Keepalived: Highest weight only scheduling

keepalived

I have a keepalived setup with three servers behind an ip. One is setup as a sorry server and only serves the maintenance pages, the other two are actual app servers. We would like it setup so that traffic only routes to the one server until it goes down and then have the other server take the traffic, until the primary one comes back online.

Leaving out lb_algo causes this error and keepalived refusing to start

Jan 23 17:15:22 fw001 kernel: IPVS: Scheduler module ip_vs_ not found

And the only options for lb_algo are:

rr|wrr|lc|wlc|lblc|sh|dh

Which all load balance across the active servers in some fashion.

Config example

virtual_server 203.0.113.0 80 {
    delay_loop 60
    lb_algo wrr
    lb_kind NAT
    nat_mask 255.255.255.0
    persistence_timeout 50
    protocol TCP

    sorry_server 10.0.0.3 8080

    real_server 10.0.0.1 8080 {
        weight 100

        HTTP_GET {
            url {
                path /alive
                digest 7a13a825b31584fe9b135ab53974d893
            }
            connect_timeout 30
            nb_get_retry 30
            delay_before_retry 10
        }
    }

    real_server 10.0.0.2 8080 {
        weight 0

        HTTP_GET {
            url {
                path /alive
                digest 7a13a825b31584fe9b135ab53974d893
            }
            connect_timeout 30
            nb_get_retry 30
            delay_before_retry 10
        }
    }
}

Is there any way to do this?

Best Answer

From the LVS mailing list

None of the current IPVS schedulers do know "highest weight" balancing.

With the "weighted" schedulers, you can e.g. give your primary server 
a weight of max. 65535 and your secondary server a weight of 1. This way,
you've "almost" reached the point you're asking for - however, one out
of 64k of incoming connections will go for the "secondary" server even
while the primary server is still up and running.

If your application is balancing-ready, this behaviour may be a good thing.
For example, by automatically using the secondary system for a few live 
requests, you ensure your secondary system is actually working.
By sending some live traffic, you may also "warm up" application-specific
caches, so upon a "real" failover, the application will perform much better
than with empty caches.

If you really don't need (or your applications can't handle) the 
"balancing" part (distribute traffic to different servers at the same time),
you'd probably better run "typical" high availability/failover software 
like Pacemaker or some VRRP daemon.

For example, you might put all three boxes into the same VRPR instance
and assign them different VRRP priorities, and VRRP will sort out which box 
has the "best" priority and is going to be the only live system.
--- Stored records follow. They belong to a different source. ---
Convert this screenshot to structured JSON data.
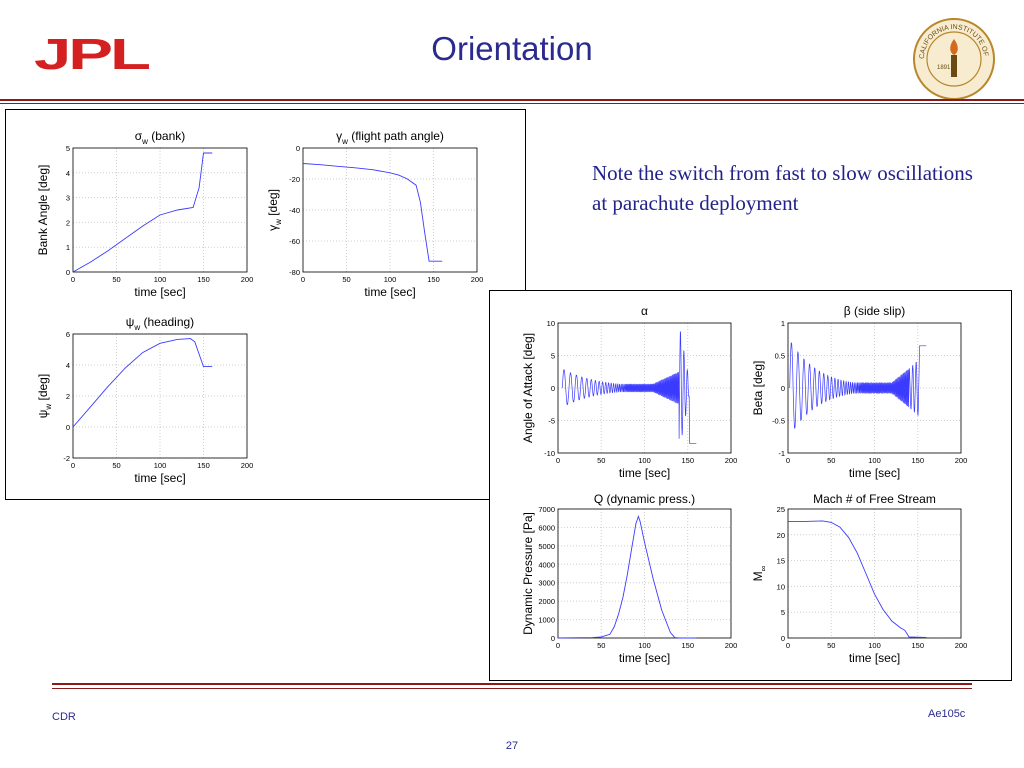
{
  "slide": {
    "title": "Orientation",
    "note": "Note the switch from fast to slow oscillations at parachute deployment",
    "footer_left": "CDR",
    "footer_right": "Ae105c",
    "page_number": "27",
    "logo_text": "JPL",
    "seal_text": "CALIFORNIA INSTITUTE OF TECHNOLOGY",
    "seal_year": "1891",
    "colors": {
      "title": "#2b2b8f",
      "rule": "#8b1a1a",
      "logo": "#d42020",
      "line": "#3b3bff",
      "seal": "#b8862b"
    }
  },
  "chart_data": [
    {
      "id": "bank",
      "type": "line",
      "title_symbol": "σ",
      "title_sub": "w",
      "title_rest": " (bank)",
      "ylabel": "Bank Angle [deg]",
      "xlabel": "time [sec]",
      "xlim": [
        0,
        200
      ],
      "ylim": [
        0,
        5
      ],
      "xticks": [
        "0",
        "50",
        "100",
        "150",
        "200"
      ],
      "yticks": [
        "0",
        "1",
        "2",
        "3",
        "4",
        "5"
      ],
      "series": [
        {
          "x": [
            0,
            20,
            40,
            60,
            80,
            100,
            120,
            138,
            145,
            150,
            153,
            160
          ],
          "y": [
            0,
            0.4,
            0.85,
            1.35,
            1.85,
            2.3,
            2.5,
            2.6,
            3.4,
            4.8,
            4.8,
            4.8
          ]
        }
      ]
    },
    {
      "id": "fpa",
      "type": "line",
      "title_symbol": "γ",
      "title_sub": "w",
      "title_rest": " (flight path angle)",
      "ylabel_symbol": "γ",
      "ylabel_sub": "w",
      "ylabel_rest": " [deg]",
      "xlabel": "time [sec]",
      "xlim": [
        0,
        200
      ],
      "ylim": [
        -80,
        0
      ],
      "xticks": [
        "0",
        "50",
        "100",
        "150",
        "200"
      ],
      "yticks": [
        "-80",
        "-60",
        "-40",
        "-20",
        "0"
      ],
      "series": [
        {
          "x": [
            0,
            20,
            40,
            60,
            80,
            100,
            110,
            120,
            130,
            135,
            140,
            145,
            150,
            160
          ],
          "y": [
            -10,
            -10.8,
            -11.8,
            -12.8,
            -14,
            -16,
            -17.5,
            -20,
            -24,
            -35,
            -55,
            -73,
            -73,
            -73
          ]
        }
      ]
    },
    {
      "id": "heading",
      "type": "line",
      "title_symbol": "ψ",
      "title_sub": "w",
      "title_rest": " (heading)",
      "ylabel_symbol": "ψ",
      "ylabel_sub": "w",
      "ylabel_rest": " [deg]",
      "xlabel": "time [sec]",
      "xlim": [
        0,
        200
      ],
      "ylim": [
        -2,
        6
      ],
      "xticks": [
        "0",
        "50",
        "100",
        "150",
        "200"
      ],
      "yticks": [
        "-2",
        "0",
        "2",
        "4",
        "6"
      ],
      "series": [
        {
          "x": [
            0,
            20,
            40,
            60,
            80,
            100,
            120,
            135,
            140,
            145,
            150,
            160
          ],
          "y": [
            0,
            1.3,
            2.6,
            3.8,
            4.8,
            5.4,
            5.65,
            5.7,
            5.5,
            4.7,
            3.9,
            3.9
          ]
        }
      ]
    },
    {
      "id": "alpha",
      "type": "line",
      "title_symbol": "α",
      "title_sub": "",
      "title_rest": "",
      "ylabel": "Angle of Attack [deg]",
      "xlabel": "time [sec]",
      "xlim": [
        0,
        200
      ],
      "ylim": [
        -10,
        10
      ],
      "xticks": [
        "0",
        "50",
        "100",
        "150",
        "200"
      ],
      "yticks": [
        "-10",
        "-5",
        "0",
        "5",
        "10"
      ],
      "oscillation": {
        "t_start": 5,
        "t_end": 160,
        "fast_end": 110,
        "deploy": 140,
        "amp_start": 3,
        "amp_mid": 0.6,
        "amp_late": 2.5,
        "spike_max": 9,
        "final": -8.5
      }
    },
    {
      "id": "beta",
      "type": "line",
      "title_symbol": "β",
      "title_sub": "",
      "title_rest": " (side slip)",
      "ylabel": "Beta [deg]",
      "xlabel": "time [sec]",
      "xlim": [
        0,
        200
      ],
      "ylim": [
        -1,
        1
      ],
      "xticks": [
        "0",
        "50",
        "100",
        "150",
        "200"
      ],
      "yticks": [
        "-1",
        "-0.5",
        "0",
        "0.5",
        "1"
      ],
      "oscillation": {
        "t_start": 2,
        "t_end": 160,
        "fast_end": 120,
        "deploy": 140,
        "amp_start": 0.75,
        "amp_mid": 0.08,
        "amp_late": 0.3,
        "final": 0.65
      }
    },
    {
      "id": "q",
      "type": "line",
      "title": "Q (dynamic press.)",
      "ylabel": "Dynamic Pressure [Pa]",
      "xlabel": "time [sec]",
      "xlim": [
        0,
        200
      ],
      "ylim": [
        0,
        7000
      ],
      "xticks": [
        "0",
        "50",
        "100",
        "150",
        "200"
      ],
      "yticks": [
        "0",
        "1000",
        "2000",
        "3000",
        "4000",
        "5000",
        "6000",
        "7000"
      ],
      "series": [
        {
          "x": [
            0,
            40,
            50,
            60,
            65,
            70,
            75,
            80,
            85,
            90,
            93,
            95,
            100,
            110,
            120,
            130,
            135,
            140,
            160
          ],
          "y": [
            0,
            20,
            60,
            200,
            600,
            1300,
            2200,
            3400,
            4800,
            6200,
            6600,
            6300,
            5200,
            3200,
            1500,
            300,
            20,
            0,
            0
          ]
        }
      ]
    },
    {
      "id": "mach",
      "type": "line",
      "title": "Mach # of Free Stream",
      "ylabel_symbol": "M",
      "ylabel_sub": "∞",
      "ylabel_rest": "",
      "xlabel": "time [sec]",
      "xlim": [
        0,
        200
      ],
      "ylim": [
        0,
        25
      ],
      "xticks": [
        "0",
        "50",
        "100",
        "150",
        "200"
      ],
      "yticks": [
        "0",
        "5",
        "10",
        "15",
        "20",
        "25"
      ],
      "series": [
        {
          "x": [
            0,
            20,
            40,
            50,
            60,
            70,
            80,
            90,
            100,
            110,
            120,
            130,
            135,
            140,
            160
          ],
          "y": [
            22.6,
            22.6,
            22.7,
            22.4,
            21.5,
            19.5,
            16.5,
            12.5,
            8.5,
            5.5,
            3.3,
            2.0,
            1.5,
            0.2,
            0.1
          ]
        }
      ]
    }
  ]
}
This results
in some kind of "cascading" failover.


If you need balancing to distribute traffic among different servers,
and you'd still like to have this "cascading" failover, you'll need to run 
at least two balancer (pairs): one for the "primary" server farm, with the 
VIP of the other balancer being set as sorry server. The second balancer 
in turn balances to the "secondary" server farm and also has the maintenance 
server set as a sorry server.

One usecase for such scenarios are web farms with slightly different content: 
if the primary farm drops out of service (e.g. due to overload or some
bleeding-edge feature malfunctioning), the secondary farm may serve a less 
feature-rich version of the same service.